Never at that time did I feel like the American Government was incompetent or an embarrassment in the rest of the world, as I do today. Philosophically, I'm neither a Republican nor a Democrat as those parties stand today. I also do not equate hard work, risk, and success with greed. Where I do find serious fault with our whole political system today is the total lack of personal responsibility. Everything bad that happens is always somebody else's fault, be it political (Hillary and Benghazi) or drug addicted teen. and because it's someone else's fault, there should be compensation.

MLO - Putting her soapbox back under the bed now.


Posted by Roz Rogoff, the San Ramon Observer,
on Jan 3, 2013 at 10:31 am

Roz Rogoff is a registered user.

ML,

Thank you for your always wise and welcome comments. The Thirties were before my birth but I grew up watching a lot of old movies from the '30's, so I feel like I know about it. My mother graduated High School in 1930 and went to college and got married in 1936 and my brother was born in 1940. So I know about the thirties from her too.

Our political climate is probably similar to the '30's. FDR did not have smooth sailing from his Republican opposition, but that was before the Dixiecrats switched from being Democrats to Republicans; so the Country may have had the same philosophical divisions but not as starkly political.

I wish we could have a multi-party system like other countries. Our minority parties, even the Libertarians which is gaining more support, are still to marginal to have any influence in government. We need to break this "winner take all" two party system if we want to get any real compromise for getting things done.

Roz


Posted by Mloliver, a resident of San Ramon,
on Jan 4, 2013 at 3:52 pm

Roz,

One thing the 30s didn't have, was the over-exposure of the biased media we have today which has an enormous effect on public opinion.

ML


Posted by Roz Rogoff, the San Ramon Observer,
on Jan 4, 2013 at 7:00 pm

Roz Rogoff is a registered user.

ML,

They didn't have media overload the way we have it today where everyone has their own blog and Facebook page to rant in, but they certainly had biased media from William Randolph Hearst to Father Coughlin.

One of the great plays of 1930 was "The Front Page," about the double dealings of newspaper men in getting and slanting a story. The movie version from 1939, "His Girl Friday," switched the male reporter's gender to female and cast Rosalind Russell (I was named after her), in one of her best roles.

Jimmy Stewart's classic filibuster scene at the end of "Mr. Smith Goes to Washington" was all about how the media mogul in Stewart's state broadcasts negative stories about him so all the letters he receives oppose him. The ending is almost "deus ex machina," by having the senior Senator, Claude Raines, commit suicide because he can't stand being connected to these dirty crooks.

Roz

PS I don't know why if someone (me in this case) opposes "greed" that somehow it means I equate "hard work, risk, and success with greed." No I do not equate people who EARN their money, however much or little it is, with greed, and did not say that anywhere in my blog above.

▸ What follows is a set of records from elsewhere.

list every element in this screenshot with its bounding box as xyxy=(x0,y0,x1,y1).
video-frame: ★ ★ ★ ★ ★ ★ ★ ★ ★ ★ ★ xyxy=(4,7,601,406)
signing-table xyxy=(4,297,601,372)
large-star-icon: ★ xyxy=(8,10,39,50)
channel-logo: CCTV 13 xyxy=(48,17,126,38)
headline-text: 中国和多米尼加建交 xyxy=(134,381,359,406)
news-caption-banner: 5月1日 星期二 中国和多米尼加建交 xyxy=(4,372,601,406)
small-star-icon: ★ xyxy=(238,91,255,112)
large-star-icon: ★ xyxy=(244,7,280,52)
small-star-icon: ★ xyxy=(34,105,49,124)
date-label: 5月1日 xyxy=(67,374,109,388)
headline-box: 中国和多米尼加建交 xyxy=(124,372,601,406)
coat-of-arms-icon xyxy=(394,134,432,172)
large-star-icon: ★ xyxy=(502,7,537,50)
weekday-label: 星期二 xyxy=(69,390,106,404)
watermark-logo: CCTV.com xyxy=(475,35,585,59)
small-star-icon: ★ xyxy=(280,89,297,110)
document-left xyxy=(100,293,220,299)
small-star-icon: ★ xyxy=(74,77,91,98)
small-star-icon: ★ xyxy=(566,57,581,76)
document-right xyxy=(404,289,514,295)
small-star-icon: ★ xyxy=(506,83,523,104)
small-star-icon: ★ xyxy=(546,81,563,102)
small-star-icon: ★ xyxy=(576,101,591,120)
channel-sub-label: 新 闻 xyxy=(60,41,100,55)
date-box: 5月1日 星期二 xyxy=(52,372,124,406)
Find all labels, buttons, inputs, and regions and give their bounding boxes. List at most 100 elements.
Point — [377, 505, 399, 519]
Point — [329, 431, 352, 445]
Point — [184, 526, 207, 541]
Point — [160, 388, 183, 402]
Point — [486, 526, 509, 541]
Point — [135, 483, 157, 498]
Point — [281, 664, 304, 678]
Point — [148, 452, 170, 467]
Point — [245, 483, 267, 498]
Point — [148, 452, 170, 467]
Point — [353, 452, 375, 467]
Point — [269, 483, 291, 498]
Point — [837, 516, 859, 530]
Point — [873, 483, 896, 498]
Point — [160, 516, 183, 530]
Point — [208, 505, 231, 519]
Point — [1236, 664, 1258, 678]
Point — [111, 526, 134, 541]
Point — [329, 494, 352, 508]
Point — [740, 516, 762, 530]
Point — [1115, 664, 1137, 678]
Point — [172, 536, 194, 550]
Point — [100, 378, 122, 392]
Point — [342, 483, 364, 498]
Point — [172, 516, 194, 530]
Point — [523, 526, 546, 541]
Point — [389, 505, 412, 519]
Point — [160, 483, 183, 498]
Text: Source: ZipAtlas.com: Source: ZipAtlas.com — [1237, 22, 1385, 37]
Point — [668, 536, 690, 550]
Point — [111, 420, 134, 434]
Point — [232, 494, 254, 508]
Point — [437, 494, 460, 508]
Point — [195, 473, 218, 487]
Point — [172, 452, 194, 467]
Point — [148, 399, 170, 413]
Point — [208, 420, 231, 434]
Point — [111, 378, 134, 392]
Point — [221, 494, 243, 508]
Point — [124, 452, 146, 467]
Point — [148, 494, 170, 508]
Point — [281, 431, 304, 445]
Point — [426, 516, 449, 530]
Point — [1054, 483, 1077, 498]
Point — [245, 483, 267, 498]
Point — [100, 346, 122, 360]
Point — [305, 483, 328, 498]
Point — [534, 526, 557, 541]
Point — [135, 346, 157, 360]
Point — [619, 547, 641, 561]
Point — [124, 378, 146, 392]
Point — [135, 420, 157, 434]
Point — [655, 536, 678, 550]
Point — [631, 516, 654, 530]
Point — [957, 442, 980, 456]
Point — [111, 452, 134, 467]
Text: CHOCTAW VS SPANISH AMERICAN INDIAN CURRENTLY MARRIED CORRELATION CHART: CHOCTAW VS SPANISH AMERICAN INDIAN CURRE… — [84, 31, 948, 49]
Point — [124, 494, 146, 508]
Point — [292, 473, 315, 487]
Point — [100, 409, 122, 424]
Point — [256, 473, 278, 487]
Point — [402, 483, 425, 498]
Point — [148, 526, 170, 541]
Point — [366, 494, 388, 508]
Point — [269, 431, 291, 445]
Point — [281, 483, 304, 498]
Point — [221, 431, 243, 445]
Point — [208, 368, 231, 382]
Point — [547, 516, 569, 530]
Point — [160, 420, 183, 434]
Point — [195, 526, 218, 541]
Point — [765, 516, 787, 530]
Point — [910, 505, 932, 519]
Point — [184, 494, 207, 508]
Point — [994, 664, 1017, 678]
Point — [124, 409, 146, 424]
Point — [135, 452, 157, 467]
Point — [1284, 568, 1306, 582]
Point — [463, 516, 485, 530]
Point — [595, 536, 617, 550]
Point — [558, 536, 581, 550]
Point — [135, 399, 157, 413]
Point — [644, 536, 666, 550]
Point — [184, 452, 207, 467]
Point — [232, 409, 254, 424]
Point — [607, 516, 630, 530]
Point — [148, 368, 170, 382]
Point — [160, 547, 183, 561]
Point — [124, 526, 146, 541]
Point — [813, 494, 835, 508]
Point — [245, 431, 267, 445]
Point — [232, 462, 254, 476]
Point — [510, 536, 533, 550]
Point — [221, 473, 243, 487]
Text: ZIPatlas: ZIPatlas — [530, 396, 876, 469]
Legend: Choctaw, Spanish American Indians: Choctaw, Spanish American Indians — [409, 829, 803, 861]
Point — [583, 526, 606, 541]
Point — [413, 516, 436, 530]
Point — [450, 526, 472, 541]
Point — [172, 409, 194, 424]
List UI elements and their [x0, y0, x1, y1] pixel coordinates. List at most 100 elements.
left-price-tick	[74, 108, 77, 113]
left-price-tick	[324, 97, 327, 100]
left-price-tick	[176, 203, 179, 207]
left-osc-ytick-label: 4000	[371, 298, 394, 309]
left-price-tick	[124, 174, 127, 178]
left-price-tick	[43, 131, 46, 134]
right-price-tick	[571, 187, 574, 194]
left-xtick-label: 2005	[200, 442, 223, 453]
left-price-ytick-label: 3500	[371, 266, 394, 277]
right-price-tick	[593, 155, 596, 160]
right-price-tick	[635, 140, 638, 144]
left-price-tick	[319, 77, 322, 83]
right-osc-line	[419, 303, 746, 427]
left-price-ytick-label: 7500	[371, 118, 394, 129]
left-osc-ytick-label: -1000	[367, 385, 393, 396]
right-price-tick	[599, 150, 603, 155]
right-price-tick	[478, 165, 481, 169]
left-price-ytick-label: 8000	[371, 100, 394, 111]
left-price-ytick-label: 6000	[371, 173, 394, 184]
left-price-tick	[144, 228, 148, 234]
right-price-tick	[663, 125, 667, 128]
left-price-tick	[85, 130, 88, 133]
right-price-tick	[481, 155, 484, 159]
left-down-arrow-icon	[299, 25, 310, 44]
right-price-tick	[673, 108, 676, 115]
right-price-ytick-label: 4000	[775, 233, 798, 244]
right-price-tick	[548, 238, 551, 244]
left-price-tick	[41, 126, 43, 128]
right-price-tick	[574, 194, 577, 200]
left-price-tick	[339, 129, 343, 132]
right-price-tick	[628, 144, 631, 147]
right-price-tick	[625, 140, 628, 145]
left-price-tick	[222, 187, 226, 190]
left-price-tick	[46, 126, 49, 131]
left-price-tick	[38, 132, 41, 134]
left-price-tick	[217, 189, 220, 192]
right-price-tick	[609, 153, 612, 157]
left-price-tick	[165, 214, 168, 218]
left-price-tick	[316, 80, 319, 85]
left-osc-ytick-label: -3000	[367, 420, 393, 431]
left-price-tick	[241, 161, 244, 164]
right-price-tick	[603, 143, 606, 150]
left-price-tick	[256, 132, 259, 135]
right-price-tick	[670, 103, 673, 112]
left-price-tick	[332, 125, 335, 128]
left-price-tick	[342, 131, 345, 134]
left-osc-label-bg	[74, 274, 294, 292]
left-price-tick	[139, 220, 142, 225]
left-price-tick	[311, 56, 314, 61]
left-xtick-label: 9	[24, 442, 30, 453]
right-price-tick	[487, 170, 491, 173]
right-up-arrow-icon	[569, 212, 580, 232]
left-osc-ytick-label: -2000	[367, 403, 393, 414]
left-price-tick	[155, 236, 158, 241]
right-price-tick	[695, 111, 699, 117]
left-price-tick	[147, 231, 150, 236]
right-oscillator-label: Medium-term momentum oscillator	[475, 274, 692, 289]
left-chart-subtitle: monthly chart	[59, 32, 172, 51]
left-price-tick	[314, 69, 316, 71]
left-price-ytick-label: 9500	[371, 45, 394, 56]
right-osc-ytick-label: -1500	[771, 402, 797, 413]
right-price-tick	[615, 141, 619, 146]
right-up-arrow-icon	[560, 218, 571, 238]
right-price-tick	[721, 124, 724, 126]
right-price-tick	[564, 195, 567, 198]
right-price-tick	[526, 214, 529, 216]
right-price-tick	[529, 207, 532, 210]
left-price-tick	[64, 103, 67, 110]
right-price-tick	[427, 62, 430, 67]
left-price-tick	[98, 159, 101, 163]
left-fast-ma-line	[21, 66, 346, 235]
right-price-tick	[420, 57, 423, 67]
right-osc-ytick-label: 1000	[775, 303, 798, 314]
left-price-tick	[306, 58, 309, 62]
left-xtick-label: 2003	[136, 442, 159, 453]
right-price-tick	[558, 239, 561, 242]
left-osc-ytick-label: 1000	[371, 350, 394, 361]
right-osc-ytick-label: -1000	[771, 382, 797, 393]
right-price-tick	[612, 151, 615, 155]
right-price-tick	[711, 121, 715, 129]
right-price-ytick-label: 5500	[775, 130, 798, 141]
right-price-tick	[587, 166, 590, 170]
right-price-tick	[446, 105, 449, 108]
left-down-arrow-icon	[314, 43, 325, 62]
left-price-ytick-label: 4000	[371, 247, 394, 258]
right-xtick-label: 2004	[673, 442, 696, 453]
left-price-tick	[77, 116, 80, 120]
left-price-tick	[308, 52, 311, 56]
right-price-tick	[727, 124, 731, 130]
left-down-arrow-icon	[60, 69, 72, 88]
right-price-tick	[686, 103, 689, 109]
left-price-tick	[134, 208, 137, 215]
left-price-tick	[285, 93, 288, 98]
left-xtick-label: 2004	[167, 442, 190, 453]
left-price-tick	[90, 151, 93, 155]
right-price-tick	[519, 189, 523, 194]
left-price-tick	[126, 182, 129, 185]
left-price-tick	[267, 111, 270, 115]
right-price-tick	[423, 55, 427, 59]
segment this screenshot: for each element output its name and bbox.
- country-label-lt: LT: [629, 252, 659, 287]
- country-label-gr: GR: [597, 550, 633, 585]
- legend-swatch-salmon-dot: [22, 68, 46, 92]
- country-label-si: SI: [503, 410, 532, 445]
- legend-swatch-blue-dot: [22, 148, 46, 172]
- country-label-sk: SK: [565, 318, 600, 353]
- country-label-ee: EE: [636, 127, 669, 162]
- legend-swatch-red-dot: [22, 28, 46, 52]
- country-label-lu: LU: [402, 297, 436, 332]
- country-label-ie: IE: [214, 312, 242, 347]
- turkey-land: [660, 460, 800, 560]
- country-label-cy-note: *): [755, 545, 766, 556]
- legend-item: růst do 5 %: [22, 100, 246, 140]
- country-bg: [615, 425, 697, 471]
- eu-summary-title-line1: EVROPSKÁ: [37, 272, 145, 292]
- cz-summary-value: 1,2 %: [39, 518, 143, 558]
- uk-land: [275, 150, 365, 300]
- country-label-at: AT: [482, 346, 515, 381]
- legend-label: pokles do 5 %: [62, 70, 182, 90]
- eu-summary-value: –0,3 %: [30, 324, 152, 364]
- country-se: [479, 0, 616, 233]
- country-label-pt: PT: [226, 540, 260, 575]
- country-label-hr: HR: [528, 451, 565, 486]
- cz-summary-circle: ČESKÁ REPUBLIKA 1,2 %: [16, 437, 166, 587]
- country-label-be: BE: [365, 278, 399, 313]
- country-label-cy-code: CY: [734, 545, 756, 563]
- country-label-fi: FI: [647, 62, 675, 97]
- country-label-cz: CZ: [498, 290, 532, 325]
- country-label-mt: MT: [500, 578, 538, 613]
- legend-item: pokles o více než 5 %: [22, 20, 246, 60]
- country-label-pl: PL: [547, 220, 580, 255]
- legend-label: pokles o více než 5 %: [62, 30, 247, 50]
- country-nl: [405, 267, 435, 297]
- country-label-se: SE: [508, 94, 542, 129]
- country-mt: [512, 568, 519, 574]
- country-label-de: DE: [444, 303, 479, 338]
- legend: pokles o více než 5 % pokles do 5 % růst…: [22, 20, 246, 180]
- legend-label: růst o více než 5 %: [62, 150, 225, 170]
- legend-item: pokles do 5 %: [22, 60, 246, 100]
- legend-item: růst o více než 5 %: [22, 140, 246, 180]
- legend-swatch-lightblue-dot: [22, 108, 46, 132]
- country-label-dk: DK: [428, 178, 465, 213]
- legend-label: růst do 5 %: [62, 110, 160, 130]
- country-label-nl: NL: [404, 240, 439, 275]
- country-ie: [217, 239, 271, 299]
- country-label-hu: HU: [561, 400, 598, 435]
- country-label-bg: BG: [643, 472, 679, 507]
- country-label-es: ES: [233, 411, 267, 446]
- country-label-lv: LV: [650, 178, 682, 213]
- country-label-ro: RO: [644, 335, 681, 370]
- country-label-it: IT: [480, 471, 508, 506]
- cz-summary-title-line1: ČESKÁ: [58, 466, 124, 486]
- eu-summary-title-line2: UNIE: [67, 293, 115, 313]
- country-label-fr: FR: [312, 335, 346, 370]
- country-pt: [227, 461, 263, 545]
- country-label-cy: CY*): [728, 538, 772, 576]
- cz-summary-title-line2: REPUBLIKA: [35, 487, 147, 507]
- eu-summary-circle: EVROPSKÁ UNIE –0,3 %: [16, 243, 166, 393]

I said that during the Reagan Administration greed was elevated to a virtue, which means that anyone who isn't rich must be lazy or incompetent or on the dole or worthless because they are worth less than people who are rich.

Many people work very hard for minimum wage, but are maligned for needing food stamps or medicaid. People who attack poor people on assistance have no idea how hard many of these people work in menial, low paying jobs.

Sure there are cheats, but the person who cheats for $50 is nowhere as bad as the person who cheats for $50M. Carly Fiorina was fired from HP for botching her job, but she left with a $21M severance package and then tried to buy a political office with it. I supported Tom Campbell in that election, a capable University Professor who didn't have enough money to compete with Fiorina in the primary but would have been more competitive with Boxer in the general election.